Lihat ke Halaman Asli

Opini: Soto dari Peru

Diperbarui: 17 Juni 2015   11:07

Kompasiana adalah platform blog. Konten ini menjadi tanggung jawab bloger dan tidak mewakili pandangan redaksi Kompas.

Sosbud. Sumber ilustrasi: KOMPAS.com/Pesona Indonesia

Sudah cukup lama para petinggi negara dipusingkan cara mengkudeta kemiskinan. Mungkin kita perlu pembanding dari para pemikir Peru, yang selain Mario Vargas Llosa yang 2010 lalu menyabet Nobel Sastra—pengarang sosialis yang perlahan-lahan menjadi liberal itu—ada seorang pemikir ekonomi bernama Hernando de Soto. Dalam bukunya tentang misteri pasar, ia menawarkan solusi yang menyegarkan walau oleh sebagian aktivis dianggap menyesatkan.

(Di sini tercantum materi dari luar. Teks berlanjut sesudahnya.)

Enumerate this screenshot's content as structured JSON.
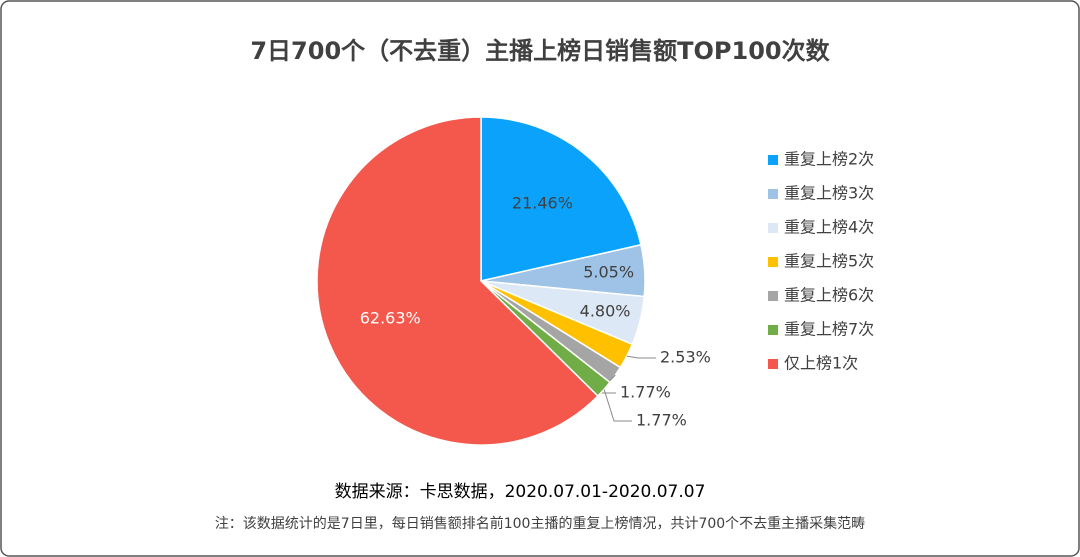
{
  "chart_data": {
    "type": "pie",
    "title": "7日700个（不去重）主播上榜日销售额TOP100次数",
    "categories": [
      "重复上榜2次",
      "重复上榜3次",
      "重复上榜4次",
      "重复上榜5次",
      "重复上榜6次",
      "重复上榜7次",
      "仅上榜1次"
    ],
    "values": [
      21.46,
      5.05,
      4.8,
      2.53,
      1.77,
      1.77,
      62.63
    ],
    "value_labels": [
      "21.46%",
      "5.05%",
      "4.80%",
      "2.53%",
      "1.77%",
      "1.77%",
      "62.63%"
    ],
    "colors": [
      "#0aa2fb",
      "#9fc3e7",
      "#dce8f5",
      "#ffc000",
      "#a5a5a5",
      "#70ad47",
      "#f4574c"
    ],
    "legend": "right",
    "source": "数据来源：卡思数据，2020.07.01-2020.07.07",
    "note": "注：该数据统计的是7日里，每日销售额排名前100主播的重复上榜情况，共计700个不去重主播采集范畴"
  }
}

Transisi dari sosialisme ke demokrasi di Peru membuat de Soto berpikir keras bagaimana merobohkan tangga kemiskinan yang kian menjulang. Lalu ia merumuskan sebah tesis sederhana: untuk mengatasi kemiskinan, yang penting diperhatikan adalah apa aset warga, bagaimana aksesnya. Kalau aset warga dianggap ilegal, harus dilegalkan dengan cara memberikan sertifikat tanah yang mereka miliki. Hasil penelitiannya di banyak negara eks-sosialis menunjukkan bahwa ketika aset rakyat sudah legal dan rakyat telah memiliki sertifikat yang bisa diagunkan di bank, maka rakyat telah memiliki modal.

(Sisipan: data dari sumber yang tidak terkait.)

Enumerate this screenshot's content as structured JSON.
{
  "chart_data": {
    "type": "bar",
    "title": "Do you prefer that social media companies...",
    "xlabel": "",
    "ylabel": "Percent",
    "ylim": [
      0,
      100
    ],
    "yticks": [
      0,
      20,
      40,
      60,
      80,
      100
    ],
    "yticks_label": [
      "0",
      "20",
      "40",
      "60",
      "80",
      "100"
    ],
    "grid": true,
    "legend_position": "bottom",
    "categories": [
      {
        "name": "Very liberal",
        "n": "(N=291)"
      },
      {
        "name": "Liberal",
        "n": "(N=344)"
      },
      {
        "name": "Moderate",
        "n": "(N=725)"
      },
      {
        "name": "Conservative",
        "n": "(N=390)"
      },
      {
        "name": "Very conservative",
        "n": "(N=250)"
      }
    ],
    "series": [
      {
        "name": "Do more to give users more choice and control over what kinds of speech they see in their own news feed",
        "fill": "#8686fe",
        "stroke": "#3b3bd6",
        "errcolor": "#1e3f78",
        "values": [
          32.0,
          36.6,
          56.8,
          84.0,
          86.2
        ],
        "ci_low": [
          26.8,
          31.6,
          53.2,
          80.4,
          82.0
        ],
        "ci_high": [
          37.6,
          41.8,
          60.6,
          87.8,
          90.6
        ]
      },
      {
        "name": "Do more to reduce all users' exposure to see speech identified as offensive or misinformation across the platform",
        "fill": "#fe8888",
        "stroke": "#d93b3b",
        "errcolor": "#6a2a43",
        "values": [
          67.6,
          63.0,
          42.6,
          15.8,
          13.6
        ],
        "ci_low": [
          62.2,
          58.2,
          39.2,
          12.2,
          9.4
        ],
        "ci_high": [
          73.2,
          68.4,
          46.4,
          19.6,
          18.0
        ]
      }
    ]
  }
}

Selama ini bagaimana mau mengatasi kemiskinan sedangkan si miskin tak punya modal. Mau bisnis kecil-kecilan tetap saja butuh modal. Mau ini itu sulit karena tak punya uang. Usulan de Soto bukan lagi perkara antara umpan dan kail, Memang untuk mengatasi kemiskinan tak bisa dengan memberi umpan, tapi belum tentu juga bisa menjamin dengan memberikan kailnya sekaligus. Di negara-negara maju, kata de Soto, 70 persen pengusaha meraih modal pertamanya dengan memanfaatkan rumah dan tanahnya sebagai agunan untuk meminjam ke bank. Langkah ini juga diyakininya bisa membuat para “lintah darat” yang menawarkan kredit dengan bunga tinggi bisa dihindari rakyat miskin.

Kemiskinan di dunia terjadi dan semakin lama semakin sulit diatasi, menurutnya, bukan karena ekses globalisasi dan kapitalisme, namun karena banyak pemerintah menutup akses rakyat miskin untuk menerapkan kapitalisme. Hernando de Soto mengusulkan untuk mengatasi kemiskinan maka perlu membuat aturan hukum agar rakyat miskin bisa mengakses modal.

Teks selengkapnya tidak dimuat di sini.